2 The condition, current treatments and procedure
2.1 The most common types of primary liver cancer are hepatocellular carcinoma (also known as hepatoma) and cholangiocarcinoma. However, cancer in the liver has often metastasised from other sites such as the lung, colon, stomach and eye (particularly ocular melanoma, also known as uveal melanoma).
2.2 Treatment for primary or metastatic cancer in the liver depends on the location and stage of the cancer and how much liver function is preserved. Treatment options include surgical resection, thermal ablation, systemic chemotherapy, transarterial chemoembolisation, isolated hepatic perfusion and selective internal radiation therapy. In patients with primary liver cancer, surgical removal with curative intent and liver transplantation may be possible. For most patients with liver metastases, treatment with curative intent is not possible.

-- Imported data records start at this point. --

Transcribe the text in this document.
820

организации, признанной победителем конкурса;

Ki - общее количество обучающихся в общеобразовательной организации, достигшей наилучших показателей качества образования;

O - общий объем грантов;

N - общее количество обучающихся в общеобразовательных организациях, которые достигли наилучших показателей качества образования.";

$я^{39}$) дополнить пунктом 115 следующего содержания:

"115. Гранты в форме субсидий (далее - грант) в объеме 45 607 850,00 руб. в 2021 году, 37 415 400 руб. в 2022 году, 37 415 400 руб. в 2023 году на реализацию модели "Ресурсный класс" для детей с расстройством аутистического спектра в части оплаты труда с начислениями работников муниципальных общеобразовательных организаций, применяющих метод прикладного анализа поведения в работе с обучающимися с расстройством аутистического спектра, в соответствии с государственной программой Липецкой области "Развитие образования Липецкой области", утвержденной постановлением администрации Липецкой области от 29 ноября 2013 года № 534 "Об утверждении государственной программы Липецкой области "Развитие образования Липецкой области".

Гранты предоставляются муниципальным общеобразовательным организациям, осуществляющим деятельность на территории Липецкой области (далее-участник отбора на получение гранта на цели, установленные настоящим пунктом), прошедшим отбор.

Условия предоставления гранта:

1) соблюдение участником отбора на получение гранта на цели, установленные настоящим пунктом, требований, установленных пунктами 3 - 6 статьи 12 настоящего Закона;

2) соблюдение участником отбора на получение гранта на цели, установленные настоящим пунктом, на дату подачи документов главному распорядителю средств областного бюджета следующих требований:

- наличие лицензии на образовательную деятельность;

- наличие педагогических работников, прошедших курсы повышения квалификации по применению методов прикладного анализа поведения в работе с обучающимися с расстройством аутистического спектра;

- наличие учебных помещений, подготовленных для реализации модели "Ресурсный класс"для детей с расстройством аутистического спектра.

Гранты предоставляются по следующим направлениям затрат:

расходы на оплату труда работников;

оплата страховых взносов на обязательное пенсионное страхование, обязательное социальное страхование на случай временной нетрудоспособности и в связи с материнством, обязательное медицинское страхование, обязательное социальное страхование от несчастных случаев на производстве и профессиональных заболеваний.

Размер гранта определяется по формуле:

2.3 Melphalan chemosaturation with percutaneous hepatic artery perfusion and hepatic vein isolation is done under general anaesthesia. A high dose of melphalan chemotherapy is delivered directly into the hepatic artery. Blood leaving the liver is diverted out of the body and filtered to reduce the level of melphalan before being returned to the circulation. The aim is to allow high doses of melphalan chemotherapy to be used, which would otherwise not be tolerated because of severe systemic side effects.
2.4 An infusion catheter is inserted into the femoral artery and guided into the hepatic artery. The femoral vein is cannulated and a multi‑lumen, double-balloon catheter is inserted into the inferior vena cava and across the hepatic veins. The balloons are inflated so that all blood leaving the liver through the hepatic veins enters the catheter rather than the systemic circulation. High doses of melphalan are infused directly into the liver through the hepatic artery infusion catheter over about 30 minutes. Blood leaving the liver passes through an extracorporeal filtration system to remove most of the melphalan and is returned to the circulation through a catheter in the internal jugular vein. Full anticoagulation with heparin is needed throughout the procedure.
2.5 The procedure causes significant changes in the patient's haemodynamic status, which must be managed by the anaesthetic team with support from a clinical perfusion scientist.